En un mot, le droit et le devoir d’accoucher d’elle-même.

Les babyboomers sont pleinement comptables du monde qu’ils ont contribué à construire pendant les trente années d’hégémonie néo-libérale, monde qui fait leur fierté. Comment les gérontes du moment pourraient-ils, dans ces conditions, prétendre à gouverner encore, prenant des décisions dont ils ne vivront pas les conséquences ?

La troisième caractéristique de la crise globale que nous traversons se manifeste par un décalage entre les camps politiques ou de manière plus large, les structures d’organisation, et les valeurs, l’idéologie qu’ils sont censés véhiculer.
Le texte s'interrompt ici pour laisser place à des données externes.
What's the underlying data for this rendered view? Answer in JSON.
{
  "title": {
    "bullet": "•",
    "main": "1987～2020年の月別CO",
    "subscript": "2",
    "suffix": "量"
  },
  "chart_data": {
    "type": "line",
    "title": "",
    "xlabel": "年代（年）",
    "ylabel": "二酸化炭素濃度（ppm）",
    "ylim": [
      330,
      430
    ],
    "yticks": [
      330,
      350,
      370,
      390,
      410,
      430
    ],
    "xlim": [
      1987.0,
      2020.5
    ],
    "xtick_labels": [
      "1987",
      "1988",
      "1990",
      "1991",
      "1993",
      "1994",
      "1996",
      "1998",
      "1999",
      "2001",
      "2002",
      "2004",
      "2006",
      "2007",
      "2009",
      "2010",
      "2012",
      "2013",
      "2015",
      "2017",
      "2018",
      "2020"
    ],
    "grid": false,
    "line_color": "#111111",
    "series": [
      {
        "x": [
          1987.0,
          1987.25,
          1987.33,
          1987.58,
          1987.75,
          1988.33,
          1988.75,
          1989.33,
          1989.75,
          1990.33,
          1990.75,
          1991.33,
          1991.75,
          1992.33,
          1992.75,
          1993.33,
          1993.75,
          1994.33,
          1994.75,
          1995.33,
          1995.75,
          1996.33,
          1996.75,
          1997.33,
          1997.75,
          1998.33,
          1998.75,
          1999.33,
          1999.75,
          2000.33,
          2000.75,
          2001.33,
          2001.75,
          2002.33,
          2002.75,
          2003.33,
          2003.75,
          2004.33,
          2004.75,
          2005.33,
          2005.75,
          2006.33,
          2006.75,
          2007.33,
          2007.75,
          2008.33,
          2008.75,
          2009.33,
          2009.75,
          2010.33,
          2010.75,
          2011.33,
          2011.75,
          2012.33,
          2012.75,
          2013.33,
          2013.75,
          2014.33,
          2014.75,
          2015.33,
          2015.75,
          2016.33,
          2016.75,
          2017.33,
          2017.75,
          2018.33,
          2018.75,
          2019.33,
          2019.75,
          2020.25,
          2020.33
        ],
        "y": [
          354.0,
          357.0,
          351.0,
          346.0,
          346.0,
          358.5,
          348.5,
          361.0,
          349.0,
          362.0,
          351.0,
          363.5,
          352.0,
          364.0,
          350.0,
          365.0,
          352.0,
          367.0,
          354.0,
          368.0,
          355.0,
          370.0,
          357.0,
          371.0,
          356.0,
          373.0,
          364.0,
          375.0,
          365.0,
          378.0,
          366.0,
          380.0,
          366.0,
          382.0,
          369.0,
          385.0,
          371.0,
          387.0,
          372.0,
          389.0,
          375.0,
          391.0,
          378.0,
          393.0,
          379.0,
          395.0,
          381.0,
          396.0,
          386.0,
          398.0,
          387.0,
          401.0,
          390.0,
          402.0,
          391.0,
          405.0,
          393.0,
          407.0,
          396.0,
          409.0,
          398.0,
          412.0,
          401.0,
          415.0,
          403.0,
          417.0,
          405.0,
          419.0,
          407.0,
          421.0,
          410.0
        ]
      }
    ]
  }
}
Ce décalage ne se fait jour que lorsque les représentations culturelles dominantes ne permettent plus l’adhésion aux politiques menées. Or, la “République des Communicants” et sa pratique de la triangulation n’abusent plus personne et la “raison économique” se fait mythologie. Le décalage est devenu une béance.

Et comment ne pas constater que l’absence d’adhésion à la ligne politique poursuivie continûment par-delà les alternances induit un danger supplémentaire : la tentation autoritaire, perceptible dans l’amoncellement de lois sécuritaires, dans l’utilisation quotidienne de la peur comme moyen de gouvernement, dans la promotion de l’homme providentiel, dans la nostalgie du leader charismatique et rédempteur — je suis le sage, le juste, le miséricordieux.

Cette crise générationnelle et systémique débouchera inéluctablement sur un monde nouveau. Il ne tient qu’à nous qu’il soit conforme à nos vœux et aux intérêts du plus grand nombre. Il nous appartient — à nous, et non à ceux qui l’ont conduit là où il est— de construire le monde. Ça nous regarde.

Aussi, le 31 mars, nous manifesterons, mais nous ne rentrerons pas chez nous.